Mas, de antemão, é recomendável conhecer o contexto. Desde a saída do longevo ex-secretário Jorge Rachid, a Receita Federal está mergulhada numa guerra interna, uma disputa de poder silenciosa, com alto potencial de estrago.

A queda-de-braço é parecida com a crise de 2009, que levou a demissão da então secretária Lina Maria Veira e desgastou significativamente a então ministra-chefe da Casa Civil Dilma Rousseff. Segundo auditores ouvidos nos últimos dias, aliados de Rachid estão com dificuldades de assimilar a nomeação de Marcos Cintra. Embora especialista em questões tributária,  o economista e ex-deputado é de fora dos quadros da Receita.

O foco da resistência estaria entre os superintendentes regionais, todos indicados pelo ex-secretário. Curiosamente, Cintra conta com o apoio da Unafisco. Para dirigentes do sindicato, a chegada do novo administrador representa uma oportunidade de oxigenação. Leia-se mudança de métodos de trabalho e renovação em cargos de comando. Sim, aqui está a luta por cargos e pelo direito de ditar regras, o velho motor da burocracia brasiliense.

Na ala reformista, o recente vazamento de dados fiscais de magistrados é visto como uma tentativa de desestabilizar a gestão Cintra. Não por acaso, numa resposta acima da esperada, o secretário pediu ao ministro da Justiça, Sergio Moro, a abertura de inquérito criminal e o indiciamento dos responsáveis pelo divulgação das informações protegidas por sigilo. O inquérito e a briga interna não implicam, necessariamente, em alívio para magistrados.

Dentro da Receita Federal há um forte sentimento de que as análises das declarações de autoridades, as chamadas pessoas politicamente expostas (PEPs), devem ser levadas até as últimas consequências. Nenhum representante dos grupos em disputa defende o arquivamento ou restrições às investigações. Para um expressivo número de auditores, é uma questão de honra e de sobrevivência da instituição colocar tudo em pratos limpos.

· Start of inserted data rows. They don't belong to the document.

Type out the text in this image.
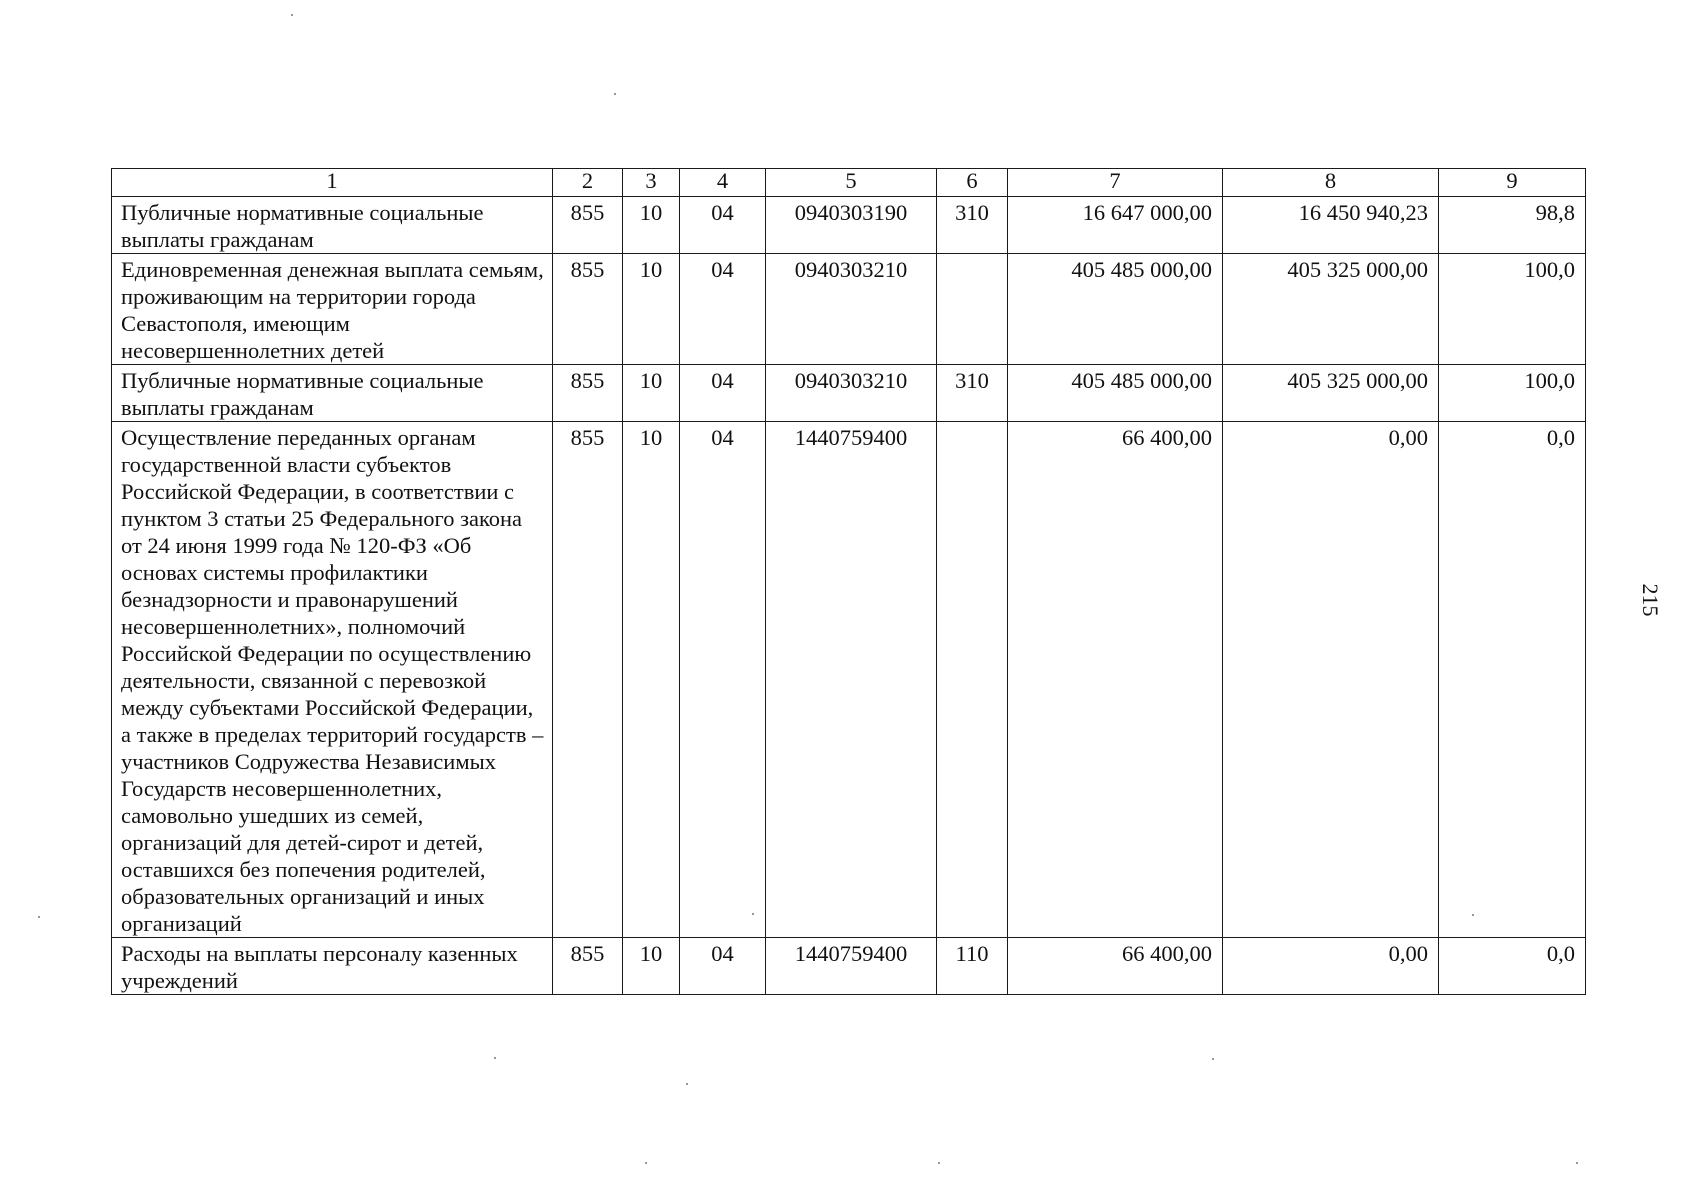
1	2	3	4	5	6	7	8	9
Публичные нормативные социальные выплаты гражданам	855	10	04	0940303190	310	16 647 000,00	16 450 940,23	98,8
Единовременная денежная выплата семьям, проживающим на территории города Севастополя, имеющим несовершеннолетних детей	855	10	04	0940303210		405 485 000,00	405 325 000,00	100,0
Публичные нормативные социальные выплаты гражданам	855	10	04	0940303210	310	405 485 000,00	405 325 000,00	100,0
Осуществление переданных органам государственной власти субъектов Российской Федерации, в соответствии с пунктом 3 статьи 25 Федерального закона от 24 июня 1999 года № 120-ФЗ «Об основах системы профилактики безнадзорности и правонарушений несовершеннолетних», полномочий Российской Федерации по осуществлению деятельности, связанной с перевозкой между субъектами Российской Федерации, а также в пределах территорий государств – участников Содружества Независимых Государств несовершеннолетних, самовольно ушедших из семей, организаций для детей-сирот и детей, оставшихся без попечения родителей, образовательных организаций и иных организаций	855	10	04	1440759400		66 400,00	0,00	0,0
Расходы на выплаты персоналу казенных учреждений	855	10	04	1440759400	110	66 400,00	0,00	0,0
215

Para esses auditores, não cabe suspender os trabalhos só porque alguns estão sendo acusados de estar a serviço de procuradores da Lava-Jato. A parceria entre policiais e auditores é antiga. Aliás, é de autoria da Receita o primeiro laudo que apontou repasses de recursos de uma empreiteira, a Camargo Corrêa, para o doleiro Alberto Youssef. O laudo ajudou a empurrar as empreiteiras para o olho do furacão da Lava-Jato.

Enfim, os ânimos estão à flor da pele e é bem possível que alguns caiam em combate. Mas com ou sem novos vazamentos, a ideia predominante é de que a análise das contas das pessoas politicamente expostas veio para ficar. Segundo um auditor, PEPs são para serem investigadas e não protegidas. "Não haverá recuo", brada um deles. Os combates estão longe de um fim. Com informações, O Globo.